Friday, September 4, 2015

Shame on Me

I recently read Jon Ronson's new book So You've Been Publicly Shamed where he charts his journey from proud twitter shamer to reformed internet user and abashed shamer.  He begins by discussing how he found his power against people who were using his name and celebrity identity to forward their own agenda by taping an interview with them and posting it online.  The "support" he received, in the form of hatred toward those people made him feel proud.  And who wouldn't?  The public outcry even results in the impersonators relenting.  He then goes on to talk about various other "shaming" incidents of varying infamy, including what was perhaps the most famous twitter shaming at the time, the Justine Sacco debacle.  Ronson admits to thinking that the outrage against her was overblown and I agree.  I remember thinking that it was a really stupid thing to tweet, especially for someone who works in PR, but didn't think that it made her a "racist."

This book was particularly interesting to me because of an episode of This American Life that deals with internet trolls and their often overly aggressive and sexual treatment toward women.  Ronson acknowledges this hateful aspect of internet shaming as well, pointing out that one woman was embroiled in a scandal with dozens of men and she was the only one who ended up being shamed at all.  What both of these texts suggest is that the anonymity of the internet creates a "safe space" for people to vent their aggression on others in an age where aggression isn't acceptable in the real world.  This is particularly true for aggression against women - threats of rape, murder, slut-shaming and attacks on physical appearance are a dominant form of internet hatred.  Perhaps most shockingly, these attackers are not limited to the male of the species.  And in every instance, these attacks are the purest form of ad hominem logical fallacy there is.  In other words, these people are always attacking the person, not what she did, said, didn't do, or represents.
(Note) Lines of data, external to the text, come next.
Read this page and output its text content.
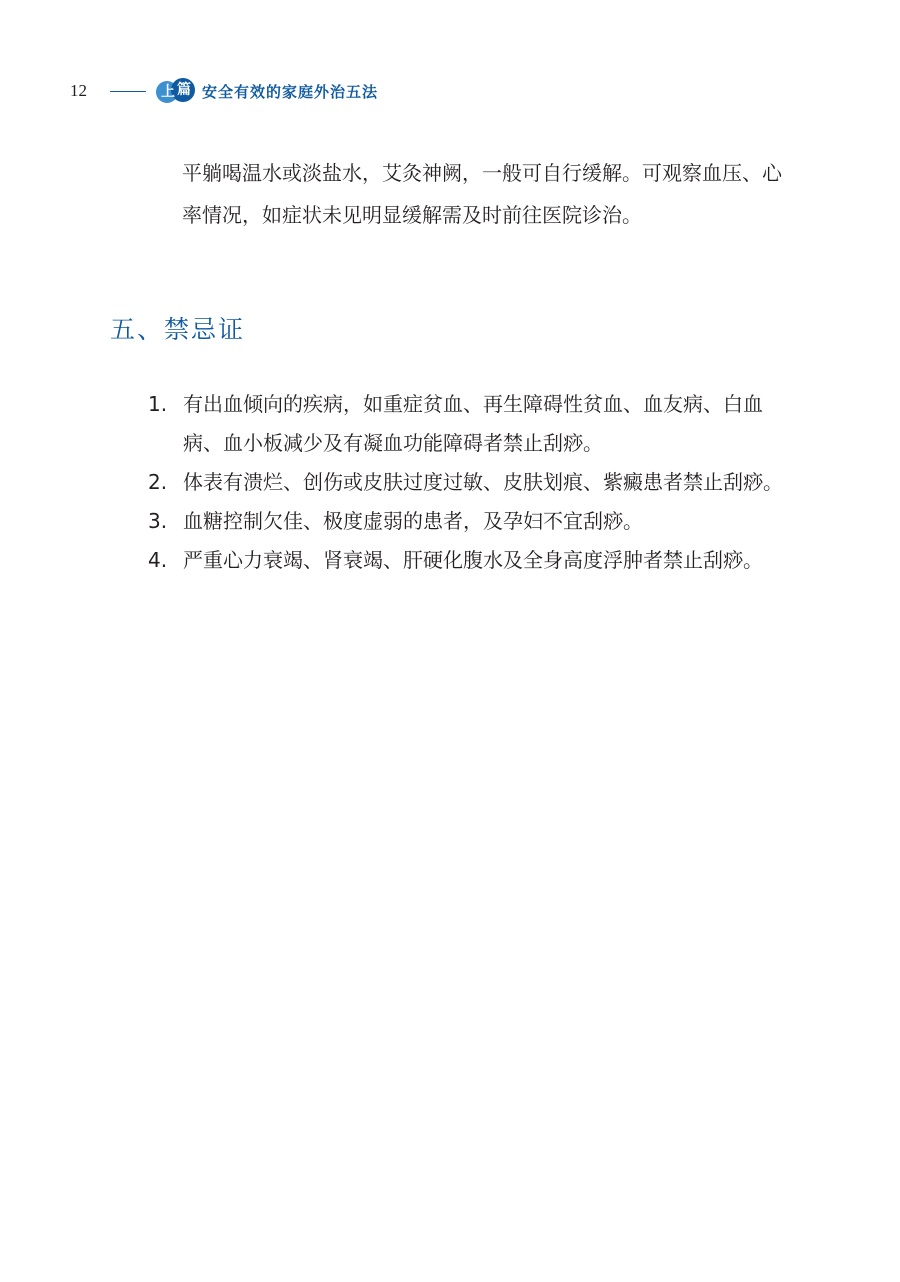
12	上 篇 安全有效的家庭外治五法

平躺喝温水或淡盐水，艾灸神阙，一般可自行缓解。可观察血压、心率情况，如症状未见明显缓解需及时前往医院诊治。

五、禁忌证
1. 有出血倾向的疾病，如重症贫血、再生障碍性贫血、血友病、白血病、血小板减少及有凝血功能障碍者禁止刮痧。
2. 体表有溃烂、创伤或皮肤过度过敏、皮肤划痕、紫癜患者禁止刮痧。
3. 血糖控制欠佳、极度虚弱的患者，及孕妇不宜刮痧。
4. 严重心力衰竭、肾衰竭、肝硬化腹水及全身高度浮肿者禁止刮痧。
Most recently this type of ad hominem hatred has been leveled at a woman named Kim Davis, a court clerk in Kentucky who refused to issue marriage licenses to gay couples. This has even led to one particularly harsh internet meme:
And certainly, there has been a great deal of backlash for this trolling, but those articles tend to invite even more hatred.  One blog that really took issue with this issue is filled with internet commenters who justify these trolls by claiming "She's ugly on the inside" as if that makes these posts somehow legitimate.
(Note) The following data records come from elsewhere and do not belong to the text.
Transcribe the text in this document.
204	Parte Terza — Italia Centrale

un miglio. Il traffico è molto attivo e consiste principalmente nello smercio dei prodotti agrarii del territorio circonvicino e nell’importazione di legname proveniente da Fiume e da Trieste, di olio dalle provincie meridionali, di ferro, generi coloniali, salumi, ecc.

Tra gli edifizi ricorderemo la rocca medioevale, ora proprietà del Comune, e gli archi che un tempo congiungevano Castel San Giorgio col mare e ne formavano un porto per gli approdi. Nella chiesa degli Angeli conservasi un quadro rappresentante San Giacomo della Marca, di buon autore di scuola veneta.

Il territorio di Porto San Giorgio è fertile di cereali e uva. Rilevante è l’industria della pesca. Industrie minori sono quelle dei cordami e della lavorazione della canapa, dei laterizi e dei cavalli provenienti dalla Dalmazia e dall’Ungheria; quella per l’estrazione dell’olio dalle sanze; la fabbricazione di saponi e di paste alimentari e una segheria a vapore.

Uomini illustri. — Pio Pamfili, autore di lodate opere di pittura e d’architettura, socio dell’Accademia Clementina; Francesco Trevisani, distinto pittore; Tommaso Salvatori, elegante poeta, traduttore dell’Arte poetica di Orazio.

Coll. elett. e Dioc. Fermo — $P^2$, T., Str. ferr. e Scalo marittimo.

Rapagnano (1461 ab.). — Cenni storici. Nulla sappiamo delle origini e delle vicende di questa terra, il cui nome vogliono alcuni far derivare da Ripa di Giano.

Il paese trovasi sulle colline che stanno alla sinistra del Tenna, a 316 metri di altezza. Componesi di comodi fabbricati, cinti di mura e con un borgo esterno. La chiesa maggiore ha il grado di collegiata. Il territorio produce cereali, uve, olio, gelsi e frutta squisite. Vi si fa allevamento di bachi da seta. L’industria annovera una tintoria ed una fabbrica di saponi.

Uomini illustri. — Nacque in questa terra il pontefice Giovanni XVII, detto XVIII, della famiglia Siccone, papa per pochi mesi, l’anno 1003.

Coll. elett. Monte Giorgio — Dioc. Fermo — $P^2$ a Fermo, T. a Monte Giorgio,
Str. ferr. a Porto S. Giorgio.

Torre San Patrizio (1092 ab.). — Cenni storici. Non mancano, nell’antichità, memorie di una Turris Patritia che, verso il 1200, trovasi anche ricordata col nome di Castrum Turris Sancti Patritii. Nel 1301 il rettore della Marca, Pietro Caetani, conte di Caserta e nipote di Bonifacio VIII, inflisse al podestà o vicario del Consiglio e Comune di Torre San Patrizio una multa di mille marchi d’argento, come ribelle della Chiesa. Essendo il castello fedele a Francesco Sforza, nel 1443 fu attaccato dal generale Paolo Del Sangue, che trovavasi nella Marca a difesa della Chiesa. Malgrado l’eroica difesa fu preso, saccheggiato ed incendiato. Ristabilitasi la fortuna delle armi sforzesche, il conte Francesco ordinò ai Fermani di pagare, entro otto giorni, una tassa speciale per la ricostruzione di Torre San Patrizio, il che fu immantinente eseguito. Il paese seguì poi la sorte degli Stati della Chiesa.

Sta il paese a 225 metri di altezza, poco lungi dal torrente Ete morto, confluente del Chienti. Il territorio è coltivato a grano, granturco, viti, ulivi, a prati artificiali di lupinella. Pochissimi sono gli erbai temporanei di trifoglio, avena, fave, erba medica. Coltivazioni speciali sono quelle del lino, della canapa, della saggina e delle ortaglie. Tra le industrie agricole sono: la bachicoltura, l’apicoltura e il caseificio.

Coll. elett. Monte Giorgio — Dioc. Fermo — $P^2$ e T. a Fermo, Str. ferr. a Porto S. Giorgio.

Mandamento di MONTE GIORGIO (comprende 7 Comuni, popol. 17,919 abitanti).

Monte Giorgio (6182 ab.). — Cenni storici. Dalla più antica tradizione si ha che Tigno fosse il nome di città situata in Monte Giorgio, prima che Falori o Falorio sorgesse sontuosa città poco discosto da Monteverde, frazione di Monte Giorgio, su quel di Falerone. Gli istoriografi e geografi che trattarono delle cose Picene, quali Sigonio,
For me, Jon Ronson's book was more eye-opening than I expected.  While I've never been an internet troll, personally, or spewed hatred over twitter (mostly because I don't really "get" twitter and just don't use it), I have certainly supported some of these tactics internally.  One of the major instances that comes to mind is Ricky Gervais' shaming of a woman who tweeted a picture of herself posed with a rifle and a dead giraffe:
There's still a part of me that relishes the treatment she received because of how grotesque I find this image, but where do you draw the line?  In Gervais' defense, he pretty much sticks to attacks that are directly related to what she has done.  Still...

After reading Ronson's book, I was pleased that he had decided to stop participating in internet shaming and considered myself immune from having to take any such action because, as stated earlier, I've never really done so.  In a way, though, I felt a certain urgency to hate the haters - shame the shamers.  But his book had an unexpected influence on me.  Most people chalk up internet trolling to the anonymity of the internet by saying that people have an outlet to say something they would never say in person, and I think that's very true.  However, I found myself in an interesting situation recently on the Denver light rail.
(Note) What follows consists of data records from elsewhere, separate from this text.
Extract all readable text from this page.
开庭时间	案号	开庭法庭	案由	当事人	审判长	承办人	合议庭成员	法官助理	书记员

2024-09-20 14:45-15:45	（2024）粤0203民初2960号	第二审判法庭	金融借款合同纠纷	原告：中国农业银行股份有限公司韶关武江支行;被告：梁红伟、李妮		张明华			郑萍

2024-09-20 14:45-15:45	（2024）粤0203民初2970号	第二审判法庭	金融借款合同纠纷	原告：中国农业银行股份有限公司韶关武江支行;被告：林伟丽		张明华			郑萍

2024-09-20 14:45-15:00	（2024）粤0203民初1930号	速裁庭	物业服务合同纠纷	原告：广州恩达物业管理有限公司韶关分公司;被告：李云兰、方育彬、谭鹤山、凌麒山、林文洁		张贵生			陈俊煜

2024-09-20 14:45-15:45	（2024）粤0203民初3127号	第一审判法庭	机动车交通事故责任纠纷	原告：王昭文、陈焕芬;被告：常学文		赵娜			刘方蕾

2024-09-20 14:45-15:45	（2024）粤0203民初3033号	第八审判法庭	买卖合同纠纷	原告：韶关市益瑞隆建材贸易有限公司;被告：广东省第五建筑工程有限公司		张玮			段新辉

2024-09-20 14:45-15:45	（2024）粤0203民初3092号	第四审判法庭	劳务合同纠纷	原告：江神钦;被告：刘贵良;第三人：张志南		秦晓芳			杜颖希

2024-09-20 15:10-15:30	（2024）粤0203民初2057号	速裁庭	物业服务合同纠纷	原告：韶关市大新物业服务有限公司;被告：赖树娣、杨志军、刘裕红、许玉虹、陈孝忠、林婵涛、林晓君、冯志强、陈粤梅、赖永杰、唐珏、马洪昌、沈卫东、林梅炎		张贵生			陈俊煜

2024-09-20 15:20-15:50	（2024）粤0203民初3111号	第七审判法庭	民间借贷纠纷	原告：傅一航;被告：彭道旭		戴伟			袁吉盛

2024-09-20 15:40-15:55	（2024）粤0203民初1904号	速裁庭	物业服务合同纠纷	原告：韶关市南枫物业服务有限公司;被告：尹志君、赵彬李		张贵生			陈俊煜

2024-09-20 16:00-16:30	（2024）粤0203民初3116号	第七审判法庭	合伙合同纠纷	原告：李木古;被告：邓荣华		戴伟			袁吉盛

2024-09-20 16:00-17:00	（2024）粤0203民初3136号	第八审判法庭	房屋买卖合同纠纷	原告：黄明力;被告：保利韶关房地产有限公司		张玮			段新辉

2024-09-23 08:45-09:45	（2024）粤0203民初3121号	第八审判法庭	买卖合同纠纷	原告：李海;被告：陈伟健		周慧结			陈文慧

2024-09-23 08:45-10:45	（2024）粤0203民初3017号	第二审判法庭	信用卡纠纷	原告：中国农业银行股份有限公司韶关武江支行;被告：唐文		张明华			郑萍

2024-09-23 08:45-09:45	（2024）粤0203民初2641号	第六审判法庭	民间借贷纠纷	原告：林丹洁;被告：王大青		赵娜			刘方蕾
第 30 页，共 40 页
There was an average-sized man on the train who was taking up two seats and had his enormous bag on the floor in the aisle instead of on the seat next to him, where it would have easily fit.  There was also a girl sitting across from a girl who she clearly did not know with her feet on the seat across from her, essentially blocking the other girl from being able to even get up and exit the seat.  In both instances, I was very perturbed and sat there fuming and planning what I wanted to say to them.  You see, I am completely the type of person who might go up to someone who is violating social rules in what I consider an inconsiderate way and verbally shame them, depending on my mood.  This day, I was spoiling for a fight.  As I prepared what I was going to say to each of them, I remembered an episode of Invisibilia about just this type of frustration and a twitter account that was created specifically to ridicule such rudeness.  And then I realized that what I was sitting there contemplating doing was worse than internet trolling. I may have said something to their faces, but I would have been doing it publicly to shame them in front of real live people.  We convince ourselves, I think, that when we shame someone we are doing a service because they will think twice before they take any such action again, and maybe they will.  But the truth is, they probably won't.  I know that if I were the recipient of such a confrontation, I wouldn't feel shame, but deeply insulted and I would look around for others to share a "can you believe how crazy?" eye roll with and then possibly brood over the incident for days as an example of how rude people can be.  I know this is the likeliest outcome, and so do most "shamers," so, deep down, I also know that "correction" is not my real goal.  No, if I had acted on my instincts and said something to either of those fellow train travelers, my motives would have been clear to everyone there, including myself, however much I wouldn't want to admit it.  I would have simply been trying to exert my superiority over those who I felt were somehow lesser-than, and therefore make myself feel better.

I didn't say anything, of course.  I followed Ronson's lead and made a vow never to do anything like that again.

But if you're out there, oh-so-rude light rail seat and aisle hogs, could you maybe, possibly, try to be a bit more considerate, not to avoid being publicly shamed, but simply as a courtesy to those of us who may be having a bad day and feel frustrated at the world already.  Thanks!